Shanghai Disney’s new rules against outside food irks locals

By Wang Han Source:Global Times Published: 2017/11/22 17:58:40

Illustration: Lu Ting/GT

Shanghai Disney Resort recently announced that its visitors are no longer allowed to bring in any outside food, alcoholic beverages or soft drinks (larger than 600 milliliters). Previously, anyone could bring their own unopened snacks and drinks into the resort.

This news has raised heated discussions and debates on Chinese social websites, as it goes directly against local tradition and official policies. "The food inside Disney is overpriced and awful! I can't change the rule, but I can choose not to go," one netizen commented.

Supporters of the new policy noted that all the Disney resorts worldwide prohibit visitors from bringing in outside food, so China should not be any exception. Other proponents believe the new rule will help relieve the workload of the resort's sanitary workers, as many Chinese tourists tend to litter.

Shanghai Disney Resort is not the only amusement park in China to forbid outside food and beverages. Guangzhou Chimelong Tourist Resort made news back in 2016 for a similar policy, which resulted in condemnation among its visitors.

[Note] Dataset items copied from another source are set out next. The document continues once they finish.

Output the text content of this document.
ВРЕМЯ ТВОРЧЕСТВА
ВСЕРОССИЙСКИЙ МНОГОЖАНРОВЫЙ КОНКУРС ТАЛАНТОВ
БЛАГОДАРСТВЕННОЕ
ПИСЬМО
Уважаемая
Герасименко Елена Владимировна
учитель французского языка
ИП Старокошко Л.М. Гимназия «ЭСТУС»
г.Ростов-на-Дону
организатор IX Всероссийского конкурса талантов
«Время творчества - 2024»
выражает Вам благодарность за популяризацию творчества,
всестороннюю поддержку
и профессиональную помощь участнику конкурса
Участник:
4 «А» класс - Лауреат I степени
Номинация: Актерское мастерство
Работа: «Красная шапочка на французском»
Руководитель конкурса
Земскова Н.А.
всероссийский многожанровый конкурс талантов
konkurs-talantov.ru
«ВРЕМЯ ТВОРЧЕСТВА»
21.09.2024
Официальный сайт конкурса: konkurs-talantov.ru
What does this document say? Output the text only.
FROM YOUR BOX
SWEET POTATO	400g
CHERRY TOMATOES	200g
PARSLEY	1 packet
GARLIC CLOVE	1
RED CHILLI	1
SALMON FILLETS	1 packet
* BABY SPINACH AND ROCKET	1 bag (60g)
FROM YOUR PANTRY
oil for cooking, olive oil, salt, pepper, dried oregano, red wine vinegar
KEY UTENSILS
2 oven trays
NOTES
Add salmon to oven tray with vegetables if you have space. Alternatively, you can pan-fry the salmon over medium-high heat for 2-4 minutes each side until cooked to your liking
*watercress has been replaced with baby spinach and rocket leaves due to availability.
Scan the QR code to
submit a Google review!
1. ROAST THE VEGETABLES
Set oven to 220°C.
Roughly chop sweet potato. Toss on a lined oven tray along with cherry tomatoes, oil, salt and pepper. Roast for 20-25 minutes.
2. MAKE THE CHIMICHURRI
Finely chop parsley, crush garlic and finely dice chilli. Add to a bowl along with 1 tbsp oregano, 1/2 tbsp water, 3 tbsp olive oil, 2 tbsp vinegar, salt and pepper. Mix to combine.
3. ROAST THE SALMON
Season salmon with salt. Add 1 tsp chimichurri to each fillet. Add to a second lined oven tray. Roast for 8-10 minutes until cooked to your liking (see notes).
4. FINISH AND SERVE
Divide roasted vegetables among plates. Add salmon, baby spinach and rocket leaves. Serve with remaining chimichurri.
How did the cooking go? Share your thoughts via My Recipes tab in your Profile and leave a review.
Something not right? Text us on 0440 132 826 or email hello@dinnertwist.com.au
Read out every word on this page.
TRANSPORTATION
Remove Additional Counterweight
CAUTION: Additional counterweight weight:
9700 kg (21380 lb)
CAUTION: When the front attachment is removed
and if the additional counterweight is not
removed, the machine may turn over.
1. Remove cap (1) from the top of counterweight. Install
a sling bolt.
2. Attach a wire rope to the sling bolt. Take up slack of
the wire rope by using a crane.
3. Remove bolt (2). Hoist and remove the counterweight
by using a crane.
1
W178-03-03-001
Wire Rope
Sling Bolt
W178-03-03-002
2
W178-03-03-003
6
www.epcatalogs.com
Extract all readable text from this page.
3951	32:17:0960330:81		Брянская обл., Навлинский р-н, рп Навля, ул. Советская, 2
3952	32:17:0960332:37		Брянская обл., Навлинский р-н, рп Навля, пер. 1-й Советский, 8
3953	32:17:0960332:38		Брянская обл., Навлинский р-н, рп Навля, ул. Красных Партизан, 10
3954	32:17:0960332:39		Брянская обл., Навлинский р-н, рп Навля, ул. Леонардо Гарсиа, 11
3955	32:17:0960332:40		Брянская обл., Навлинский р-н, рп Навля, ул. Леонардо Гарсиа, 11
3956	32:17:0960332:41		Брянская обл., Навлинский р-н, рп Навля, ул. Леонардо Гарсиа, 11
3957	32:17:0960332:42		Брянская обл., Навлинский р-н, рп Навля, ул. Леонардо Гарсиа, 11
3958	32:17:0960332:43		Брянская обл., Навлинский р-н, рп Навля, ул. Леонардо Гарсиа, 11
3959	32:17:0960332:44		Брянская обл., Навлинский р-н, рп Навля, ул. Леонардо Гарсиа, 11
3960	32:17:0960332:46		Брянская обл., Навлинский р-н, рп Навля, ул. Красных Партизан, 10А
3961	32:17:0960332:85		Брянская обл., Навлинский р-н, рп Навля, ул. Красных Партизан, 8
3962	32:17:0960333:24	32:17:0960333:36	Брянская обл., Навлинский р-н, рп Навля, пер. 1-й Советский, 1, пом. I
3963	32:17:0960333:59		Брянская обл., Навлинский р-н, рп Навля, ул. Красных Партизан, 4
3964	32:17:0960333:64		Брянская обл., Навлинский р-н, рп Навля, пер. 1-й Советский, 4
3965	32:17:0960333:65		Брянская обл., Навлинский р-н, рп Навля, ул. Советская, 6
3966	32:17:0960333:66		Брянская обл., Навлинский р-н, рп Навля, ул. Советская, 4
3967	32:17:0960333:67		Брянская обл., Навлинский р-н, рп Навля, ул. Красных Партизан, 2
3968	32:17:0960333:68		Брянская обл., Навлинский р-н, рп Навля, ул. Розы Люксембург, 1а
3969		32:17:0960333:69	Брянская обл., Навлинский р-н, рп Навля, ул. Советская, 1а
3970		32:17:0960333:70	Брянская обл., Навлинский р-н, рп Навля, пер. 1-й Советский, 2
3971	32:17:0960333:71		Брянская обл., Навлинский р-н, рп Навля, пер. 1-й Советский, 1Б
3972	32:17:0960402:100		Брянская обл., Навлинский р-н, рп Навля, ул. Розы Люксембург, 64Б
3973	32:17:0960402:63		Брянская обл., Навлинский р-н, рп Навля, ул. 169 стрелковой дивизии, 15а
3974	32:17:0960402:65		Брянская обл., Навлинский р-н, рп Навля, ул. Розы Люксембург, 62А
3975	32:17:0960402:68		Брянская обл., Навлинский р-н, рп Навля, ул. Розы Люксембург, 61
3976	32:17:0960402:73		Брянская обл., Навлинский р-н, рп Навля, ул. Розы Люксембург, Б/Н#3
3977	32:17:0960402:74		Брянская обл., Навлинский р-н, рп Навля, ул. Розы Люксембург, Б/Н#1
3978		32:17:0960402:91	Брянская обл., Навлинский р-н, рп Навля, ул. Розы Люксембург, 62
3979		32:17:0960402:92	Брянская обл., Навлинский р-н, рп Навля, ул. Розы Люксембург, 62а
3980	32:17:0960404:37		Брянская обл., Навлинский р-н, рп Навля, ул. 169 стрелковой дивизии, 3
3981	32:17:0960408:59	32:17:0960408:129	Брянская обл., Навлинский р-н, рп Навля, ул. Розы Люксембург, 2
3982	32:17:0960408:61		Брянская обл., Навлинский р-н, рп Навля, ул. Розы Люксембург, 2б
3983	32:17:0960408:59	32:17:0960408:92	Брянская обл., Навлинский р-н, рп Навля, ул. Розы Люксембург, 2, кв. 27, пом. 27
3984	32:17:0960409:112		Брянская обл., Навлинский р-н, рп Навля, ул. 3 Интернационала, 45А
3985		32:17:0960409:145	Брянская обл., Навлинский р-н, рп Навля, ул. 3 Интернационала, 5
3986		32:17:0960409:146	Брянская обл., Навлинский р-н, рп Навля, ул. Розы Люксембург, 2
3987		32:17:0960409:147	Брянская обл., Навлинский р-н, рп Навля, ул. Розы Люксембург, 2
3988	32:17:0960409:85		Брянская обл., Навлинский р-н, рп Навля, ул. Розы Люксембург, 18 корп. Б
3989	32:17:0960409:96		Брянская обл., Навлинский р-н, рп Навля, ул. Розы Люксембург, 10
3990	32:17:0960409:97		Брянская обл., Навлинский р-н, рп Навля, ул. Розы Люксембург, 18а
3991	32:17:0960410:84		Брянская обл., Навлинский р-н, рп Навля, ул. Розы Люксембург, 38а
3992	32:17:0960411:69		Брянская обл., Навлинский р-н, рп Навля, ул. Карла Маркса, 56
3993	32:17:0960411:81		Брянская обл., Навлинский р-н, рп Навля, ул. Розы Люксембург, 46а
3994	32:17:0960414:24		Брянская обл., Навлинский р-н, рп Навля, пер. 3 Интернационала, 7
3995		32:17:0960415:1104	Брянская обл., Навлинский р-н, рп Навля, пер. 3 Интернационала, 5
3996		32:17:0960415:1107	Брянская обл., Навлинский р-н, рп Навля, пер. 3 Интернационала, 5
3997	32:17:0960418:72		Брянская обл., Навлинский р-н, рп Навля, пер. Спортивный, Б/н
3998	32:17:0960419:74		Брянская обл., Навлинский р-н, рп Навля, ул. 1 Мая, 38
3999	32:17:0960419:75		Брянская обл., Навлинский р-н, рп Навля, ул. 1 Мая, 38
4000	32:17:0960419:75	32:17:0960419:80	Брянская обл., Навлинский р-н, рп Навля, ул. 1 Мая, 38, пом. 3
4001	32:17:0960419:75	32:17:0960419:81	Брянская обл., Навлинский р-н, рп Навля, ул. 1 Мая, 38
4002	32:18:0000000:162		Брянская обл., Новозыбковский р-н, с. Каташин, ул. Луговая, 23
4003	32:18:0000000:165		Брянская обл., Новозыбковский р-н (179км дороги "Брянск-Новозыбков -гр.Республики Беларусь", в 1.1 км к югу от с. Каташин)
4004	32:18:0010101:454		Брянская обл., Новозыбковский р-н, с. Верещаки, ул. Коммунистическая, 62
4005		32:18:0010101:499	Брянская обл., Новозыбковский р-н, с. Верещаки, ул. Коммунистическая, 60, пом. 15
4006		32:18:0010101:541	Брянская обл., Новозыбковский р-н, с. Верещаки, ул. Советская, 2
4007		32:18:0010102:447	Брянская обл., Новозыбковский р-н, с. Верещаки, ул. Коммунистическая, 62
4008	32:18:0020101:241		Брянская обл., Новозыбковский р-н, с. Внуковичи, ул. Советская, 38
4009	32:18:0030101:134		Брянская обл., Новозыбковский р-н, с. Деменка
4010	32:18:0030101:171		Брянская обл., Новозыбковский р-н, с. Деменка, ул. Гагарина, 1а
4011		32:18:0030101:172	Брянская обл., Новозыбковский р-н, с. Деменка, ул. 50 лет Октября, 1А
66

The primary reason why any commercial amusement park would prohibit outside food and beverages is to sell their own concessions at marked-up prices, which are huge sources of profit for such places.

But this sort of compulsory purchase results in extra financial burdens to average Chinese park-goers, who already spend heavily on admission tickets, rides, games and souvenirs. Forcing them to buy ridiculously expensive snacks only serves to dampen their enjoyment.

Disney is infamous for its steeply overpriced food and drinks. According to previous media reports, the lowest dining expense for an adult visitor at Shanghai Disney Resort is 100 yuan ($15.09) per day - if they only eat hot dogs and soda. As most visitors choose to spend an entire day inside the resort, this means the lowest possible dining cost for a family of four is 400 yuan.

However, if a family of four chooses to dine at one of Disney's restaurants inside the resort, one single meal will cost at least 1,000 yuan. Considering the fact that the average monthly salary in Shanghai (one of the most developed cities in China) is only 6,504 yuan in 2016, spending 400 yuan to 1,000 yuan on just one daily meal is outrageous.

The new policy also neglects the needs of visitors with special dining requirements, such as vegetarians or anyone with diabetes (who must strictly control their blood glucose level by avoiding oily and sweet foods). Since most if not all food sold inside Disney contains high amounts of sugar, diabetics will find themselves literally starving.

Previously, in order to optimize their visit to Shanghai Disney Resort, which includes more rides, activities and events than can possibly all be completed in a single day, Chinese visitors were saving time by bringing their own food to munch on while waiting in the park's long lines.

The new no-food rule will severely cut down the number of rides and attractions each visitor can enjoy, as it will force them to take significant time off just to eat. My friend Lisa, who visited Shanghai Disney Resort in 2016, said she and her husband preplanned their day by bringing a bag of quick, easy snacks to eat while queuing. This helped them maximize the number of rides they could enjoy.

She said the new policy has dampened her enthusiasm about returning to Disney in the future, as it will be even more expensive and time consuming than it already was. Yes, the park will greatly profit from the new rule, and maybe also keep the grounds cleaner, but those are advantages only for Disney, not ordinary family.

It is simply unfair for Disney to impose this Western custom on Chinese visitors. China has long had an open policy about allowing people to bring their own picnics into parks, resorts, movie theaters and even restaurants.

Thus, I can't see this helping Disney improve their already sagging reputation and brand perception among the Chinese. On the contrary, it is going to drastically reduce the number of low-income families and students who might have wanted to visit the new resort. Mickey Mouse might want to reconsider!

The opinions expressed in this article are the author's own and do not necessarily reflect the views of the Global Times.